Thursday, March 08, 2007

Maslow for all...

All humans have a hierarchy of needs ranging from basic to spiritual. Abraham Maslow knew a thing or two about this, and came to refer to the complex nature of our higher needs as self-actualization. As he saw it, our needs are best understood in terms of a pyramid structure with the basics at the foundation and the higher needs at the apex. Among the highest of all needs is having a strong sense of purpose in life. Makes sense.

Now I would argue that there is something similar going on across the entire animal kingdom. All living organisms aspire to make the most of their lives on earth, whether consciously or by biological programming. An elk can not type and a fruit bat makes a lousy investment banker, but this makes them no less engaged in the theater of life than we humans are. Non-humans are simply less interested in "becoming" and more interested in fulfilling their biological destiny as part of the larger biome. Non-human mammals in particular seem content with a simple purpose: to own their position in the food chain. There is an inherent dignity to this ownership and you can see it by looking in a lion's eye or a mouse's. From our perspective, we might say that there are pluses and minuses to every slot on the food chain. However, an animal is happy to kill for food and happy to be killed for food as long as it is in accordance to the balance sheet of nature.

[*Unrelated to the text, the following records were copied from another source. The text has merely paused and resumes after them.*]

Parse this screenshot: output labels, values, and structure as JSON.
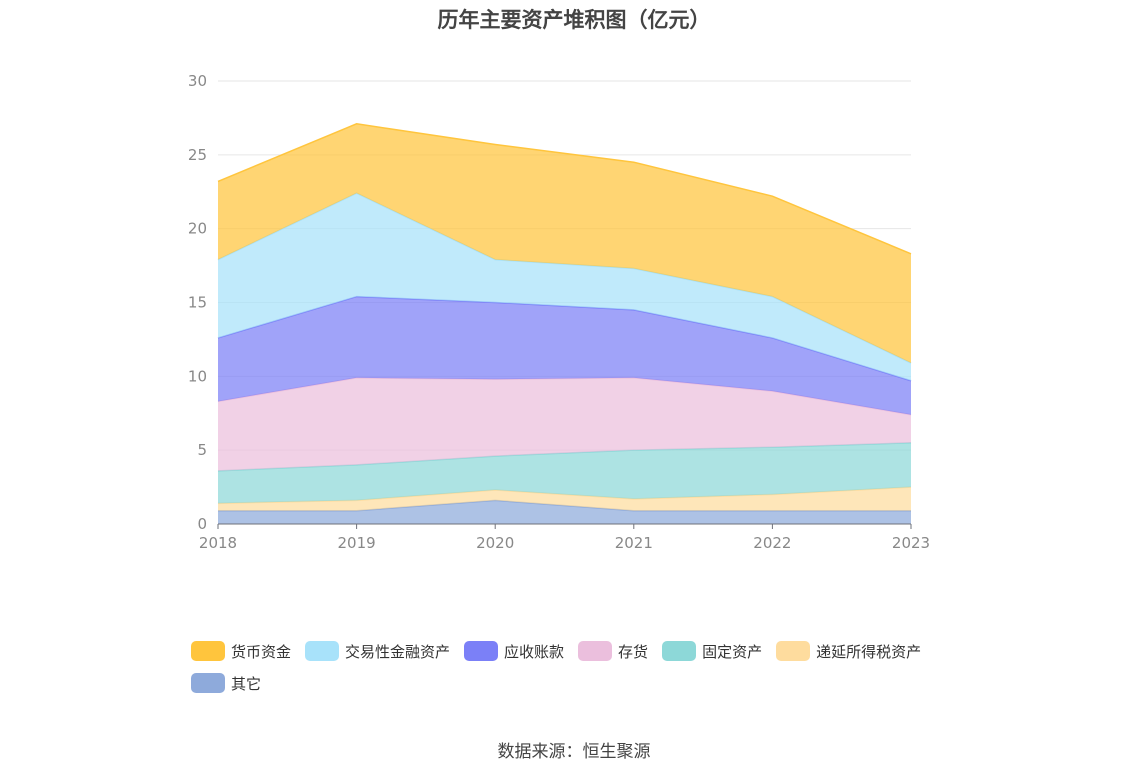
{
  "chart_data": {
    "type": "area",
    "stacked": true,
    "title": "历年主要资产堆积图（亿元）",
    "x": [
      "2018",
      "2019",
      "2020",
      "2021",
      "2022",
      "2023"
    ],
    "ylim": [
      0,
      30
    ],
    "yticks": [
      0,
      5,
      10,
      15,
      20,
      25,
      30
    ],
    "grid": true,
    "legend_position": "bottom",
    "series": [
      {
        "name": "其它",
        "color": "#8eaadb",
        "values": [
          0.9,
          0.9,
          1.6,
          0.9,
          0.9,
          0.9
        ]
      },
      {
        "name": "递延所得税资产",
        "color": "#fedc9e",
        "values": [
          0.5,
          0.7,
          0.7,
          0.8,
          1.1,
          1.6
        ]
      },
      {
        "name": "固定资产",
        "color": "#8dd8d8",
        "values": [
          2.2,
          2.4,
          2.3,
          3.3,
          3.2,
          3.0
        ]
      },
      {
        "name": "存货",
        "color": "#ebbfdd",
        "values": [
          4.7,
          5.9,
          5.2,
          4.9,
          3.8,
          1.9
        ]
      },
      {
        "name": "应收账款",
        "color": "#7b80f7",
        "values": [
          4.3,
          5.5,
          5.2,
          4.6,
          3.6,
          2.3
        ]
      },
      {
        "name": "交易性金融资产",
        "color": "#a8e2fa",
        "values": [
          5.3,
          7.0,
          2.9,
          2.8,
          2.8,
          1.2
        ]
      },
      {
        "name": "货币资金",
        "color": "#ffc53d",
        "values": [
          5.3,
          4.7,
          7.8,
          7.2,
          6.8,
          7.4
        ]
      }
    ],
    "legend_order": [
      "货币资金",
      "交易性金融资产",
      "应收账款",
      "存货",
      "固定资产",
      "递延所得税资产",
      "其它"
    ]
  },
  "source": "数据来源：恒生聚源"
}
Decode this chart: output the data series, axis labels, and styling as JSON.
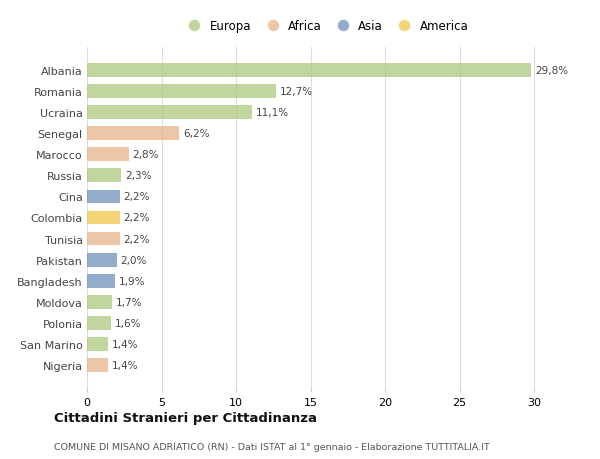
{
  "countries": [
    "Nigeria",
    "San Marino",
    "Polonia",
    "Moldova",
    "Bangladesh",
    "Pakistan",
    "Tunisia",
    "Colombia",
    "Cina",
    "Russia",
    "Marocco",
    "Senegal",
    "Ucraina",
    "Romania",
    "Albania"
  ],
  "values": [
    1.4,
    1.4,
    1.6,
    1.7,
    1.9,
    2.0,
    2.2,
    2.2,
    2.2,
    2.3,
    2.8,
    6.2,
    11.1,
    12.7,
    29.8
  ],
  "labels": [
    "1,4%",
    "1,4%",
    "1,6%",
    "1,7%",
    "1,9%",
    "2,0%",
    "2,2%",
    "2,2%",
    "2,2%",
    "2,3%",
    "2,8%",
    "6,2%",
    "11,1%",
    "12,7%",
    "29,8%"
  ],
  "continents": [
    "Africa",
    "Europa",
    "Europa",
    "Europa",
    "Asia",
    "Asia",
    "Africa",
    "America",
    "Asia",
    "Europa",
    "Africa",
    "Africa",
    "Europa",
    "Europa",
    "Europa"
  ],
  "continent_colors": {
    "Europa": "#adc97e",
    "Africa": "#e8b48a",
    "Asia": "#7090bb",
    "America": "#f0c84a"
  },
  "legend_order": [
    "Europa",
    "Africa",
    "Asia",
    "America"
  ],
  "bg_color": "#ffffff",
  "title": "Cittadini Stranieri per Cittadinanza",
  "subtitle": "COMUNE DI MISANO ADRIATICO (RN) - Dati ISTAT al 1° gennaio - Elaborazione TUTTITALIA.IT",
  "xlim": [
    0,
    32
  ],
  "xticks": [
    0,
    5,
    10,
    15,
    20,
    25,
    30
  ],
  "bar_alpha": 0.75
}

With great power comes great responsibility. Here at the top of the food chain, we owe it to all the other "rungs" to behave in accordance to the balance sheet of nature. To respect the needs of all living creatures. I think we've lost all sense of what that might possibly mean. We are blinded by the magnificent sheen of our own godlike creation: civilization. I'm no Luddite, and of course, there's no going back. Progress is the name of the game. The question for today is what portion of our resources and our imaginations will we dedicate to defining and discovering balance?